Hal ini ditandai dengan dibangunnya pasar oleh pemerintah Hindia-Belanda
pada tahun 1890 dengan nama
loods. Masyarakat setempat mengejanya dengan
loih, dengan atap melengkung kemudian dikenal dengan nama
Loih Galuang.
Saat ini Bukittingi merupakan kota terpadat di Provinsi Sumatera
Barat, dengan tingkat kepadatan mencapai 4.400 jiwa/km². Jumlah angkatan
kerja sebanyak 52.631 orang dan sekitar 3.845 orang di antaranya
merupakan pengangguran.
[16] Kota ini didominasi oleh etnis
Minangkabau, namun terdapat juga etnis
Tionghoa,
Jawa,
Tamil, dan
Batak.
Masyarakat Tionghoa datang bersamaan dengan munculnya pasar-pasar di
Bukittinggi. Mereka diizinkan pemerintah Hindia-Belanda membangun
toko/kios pada kaki bukit Benteng Fort de Kock, yang terletak di bagian
barat kota, membujur dari selatan ke utara, dan saat ini dikenal dengan
nama
Kampung Cino. Sementara pedagang India ditempatkan di kaki
bukit sebelah utara, melingkar dari arah timur ke barat dan sekarang
disebut juga
Kampung Keling.
Pariwisata
Industri pariwisata merupakan salah satu sektor andalan Kota
Bukittinggi. Banyaknya objek wisata yang menarik, menjadikan kota ini
dijuluki sebagai "kota wisata". Pada tahun 2012, jumlah wisatawan
mancanegara yang mengunjungi kota ini mencapai 26.629 orang.

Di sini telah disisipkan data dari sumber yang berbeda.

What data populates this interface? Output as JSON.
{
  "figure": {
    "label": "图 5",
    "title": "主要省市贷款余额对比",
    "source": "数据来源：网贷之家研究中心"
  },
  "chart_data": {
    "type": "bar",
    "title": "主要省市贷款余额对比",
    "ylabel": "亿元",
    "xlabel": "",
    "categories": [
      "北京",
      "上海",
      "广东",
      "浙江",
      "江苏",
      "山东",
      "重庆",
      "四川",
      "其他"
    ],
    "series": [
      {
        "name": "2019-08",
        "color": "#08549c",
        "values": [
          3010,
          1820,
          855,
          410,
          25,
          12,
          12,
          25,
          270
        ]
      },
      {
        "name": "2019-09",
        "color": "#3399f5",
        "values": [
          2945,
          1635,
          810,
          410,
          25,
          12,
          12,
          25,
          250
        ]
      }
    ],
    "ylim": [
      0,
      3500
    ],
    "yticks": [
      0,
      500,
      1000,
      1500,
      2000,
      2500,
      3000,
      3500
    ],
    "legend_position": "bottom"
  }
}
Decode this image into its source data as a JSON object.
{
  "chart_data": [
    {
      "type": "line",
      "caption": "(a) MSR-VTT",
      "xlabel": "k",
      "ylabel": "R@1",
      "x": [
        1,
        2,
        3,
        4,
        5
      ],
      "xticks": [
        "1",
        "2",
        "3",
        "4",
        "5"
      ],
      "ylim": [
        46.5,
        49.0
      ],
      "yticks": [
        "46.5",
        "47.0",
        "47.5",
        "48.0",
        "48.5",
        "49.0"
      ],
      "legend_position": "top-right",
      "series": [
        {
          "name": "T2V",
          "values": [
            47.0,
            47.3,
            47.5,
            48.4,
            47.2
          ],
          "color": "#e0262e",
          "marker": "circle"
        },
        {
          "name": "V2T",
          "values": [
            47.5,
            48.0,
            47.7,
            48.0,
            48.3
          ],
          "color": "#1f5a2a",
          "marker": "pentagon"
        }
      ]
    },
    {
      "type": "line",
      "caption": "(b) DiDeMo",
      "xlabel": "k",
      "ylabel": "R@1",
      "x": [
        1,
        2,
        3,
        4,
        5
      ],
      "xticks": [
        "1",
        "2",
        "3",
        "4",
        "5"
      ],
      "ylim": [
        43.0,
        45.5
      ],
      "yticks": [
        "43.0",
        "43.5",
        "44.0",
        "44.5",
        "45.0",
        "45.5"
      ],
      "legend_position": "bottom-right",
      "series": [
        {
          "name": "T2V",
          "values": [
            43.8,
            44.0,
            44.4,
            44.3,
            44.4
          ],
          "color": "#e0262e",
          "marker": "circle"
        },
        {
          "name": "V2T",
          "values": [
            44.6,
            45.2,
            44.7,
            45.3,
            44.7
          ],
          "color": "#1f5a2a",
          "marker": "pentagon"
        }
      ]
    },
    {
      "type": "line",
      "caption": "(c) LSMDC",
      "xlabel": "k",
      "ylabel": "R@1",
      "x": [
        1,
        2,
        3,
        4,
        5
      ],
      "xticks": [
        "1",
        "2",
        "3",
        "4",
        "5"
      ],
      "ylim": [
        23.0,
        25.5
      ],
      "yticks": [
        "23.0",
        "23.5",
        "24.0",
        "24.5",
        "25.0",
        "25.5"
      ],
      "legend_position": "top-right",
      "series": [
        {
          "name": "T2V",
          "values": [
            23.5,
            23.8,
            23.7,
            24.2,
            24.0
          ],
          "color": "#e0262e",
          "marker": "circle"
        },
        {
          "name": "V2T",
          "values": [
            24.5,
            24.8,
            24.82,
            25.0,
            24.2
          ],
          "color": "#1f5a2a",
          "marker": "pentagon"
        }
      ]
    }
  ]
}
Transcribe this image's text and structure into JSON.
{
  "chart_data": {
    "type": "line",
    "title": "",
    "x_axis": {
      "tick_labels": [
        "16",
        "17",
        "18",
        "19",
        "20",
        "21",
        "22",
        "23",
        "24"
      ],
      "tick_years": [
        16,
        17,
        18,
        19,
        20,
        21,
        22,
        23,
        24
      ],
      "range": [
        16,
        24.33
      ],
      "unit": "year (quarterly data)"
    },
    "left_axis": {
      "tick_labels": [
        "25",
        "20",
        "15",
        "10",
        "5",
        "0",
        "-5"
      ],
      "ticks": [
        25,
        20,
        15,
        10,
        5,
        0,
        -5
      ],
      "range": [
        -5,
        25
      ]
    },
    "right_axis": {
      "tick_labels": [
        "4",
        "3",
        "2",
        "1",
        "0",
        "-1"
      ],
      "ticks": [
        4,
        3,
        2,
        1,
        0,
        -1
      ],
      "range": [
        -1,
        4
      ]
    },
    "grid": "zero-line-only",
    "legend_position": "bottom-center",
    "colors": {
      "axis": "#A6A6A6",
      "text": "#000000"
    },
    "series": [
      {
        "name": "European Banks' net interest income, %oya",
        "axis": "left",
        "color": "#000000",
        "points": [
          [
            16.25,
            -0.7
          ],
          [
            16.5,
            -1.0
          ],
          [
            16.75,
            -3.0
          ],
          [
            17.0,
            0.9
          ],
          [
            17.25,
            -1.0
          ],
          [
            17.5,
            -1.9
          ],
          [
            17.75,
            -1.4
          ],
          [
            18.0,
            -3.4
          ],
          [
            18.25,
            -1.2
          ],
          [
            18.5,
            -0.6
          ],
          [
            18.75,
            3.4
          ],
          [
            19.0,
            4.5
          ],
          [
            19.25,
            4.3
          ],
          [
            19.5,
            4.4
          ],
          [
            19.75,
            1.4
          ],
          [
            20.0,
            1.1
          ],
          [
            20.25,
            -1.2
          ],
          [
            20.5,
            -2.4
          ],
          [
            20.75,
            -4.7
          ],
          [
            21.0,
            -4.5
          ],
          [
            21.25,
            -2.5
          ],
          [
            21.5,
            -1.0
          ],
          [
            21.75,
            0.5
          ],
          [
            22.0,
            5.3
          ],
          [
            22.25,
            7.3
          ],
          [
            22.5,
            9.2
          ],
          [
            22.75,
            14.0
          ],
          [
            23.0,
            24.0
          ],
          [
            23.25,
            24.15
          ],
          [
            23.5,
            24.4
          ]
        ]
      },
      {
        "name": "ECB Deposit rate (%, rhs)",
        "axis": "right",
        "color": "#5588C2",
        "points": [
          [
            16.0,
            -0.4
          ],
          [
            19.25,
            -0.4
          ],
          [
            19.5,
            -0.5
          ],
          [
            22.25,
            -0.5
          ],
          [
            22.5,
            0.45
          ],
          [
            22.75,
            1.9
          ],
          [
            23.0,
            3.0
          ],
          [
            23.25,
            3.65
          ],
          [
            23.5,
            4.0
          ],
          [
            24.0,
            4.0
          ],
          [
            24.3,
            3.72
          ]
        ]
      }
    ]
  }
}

[34] Saat ini di Bukittinggi terdapat sekitar 60 hotel dan 15 biro perjalanan.
[35] Hotel-hotel yang terdapat di Bukittinggi antara lain The Hills, Hotel Pusako, dan Grand Rocky Hotel.
Ngarai Sianok
merupakan salah satu objek wisata utama. Taman Panorama yang terletak
di dalam kota Bukittinggi memungkinkan wisatawan untuk melihat keindahan
pemandangan Ngarai Sianok. Di dalam Taman Panorama juga terdapat gua
bekas persembunyian tentara
Jepang sewaktu
Perang Dunia II yang disebut dengan
Lubang Japang. Untuk mengunjungi nagari
Koto Gadang
di bawah ngarai, wisatawan bisa melalui Janjang Koto Gadang. Jenjang
yang memiliki panjang sekitar 1 km ini, memiliki desain seperti
Tembok Besar China.
[36]
Di Taman Bundo Kanduang terdapat replika
Rumah Gadang yang berfungsi sebagai
museum kebudayaan
Minangkabau.
Kebun Binatang Bukittinggi dan Benteng
Fort de Kock, dihubungkan oleh jembatan penyeberangan yang disebut
Jembatan Limpapeh. Jembatan penyeberangan Limpapeh berada di atas Jalan A. Yani yang merupakan jalan utama di Kota Bukittinggi.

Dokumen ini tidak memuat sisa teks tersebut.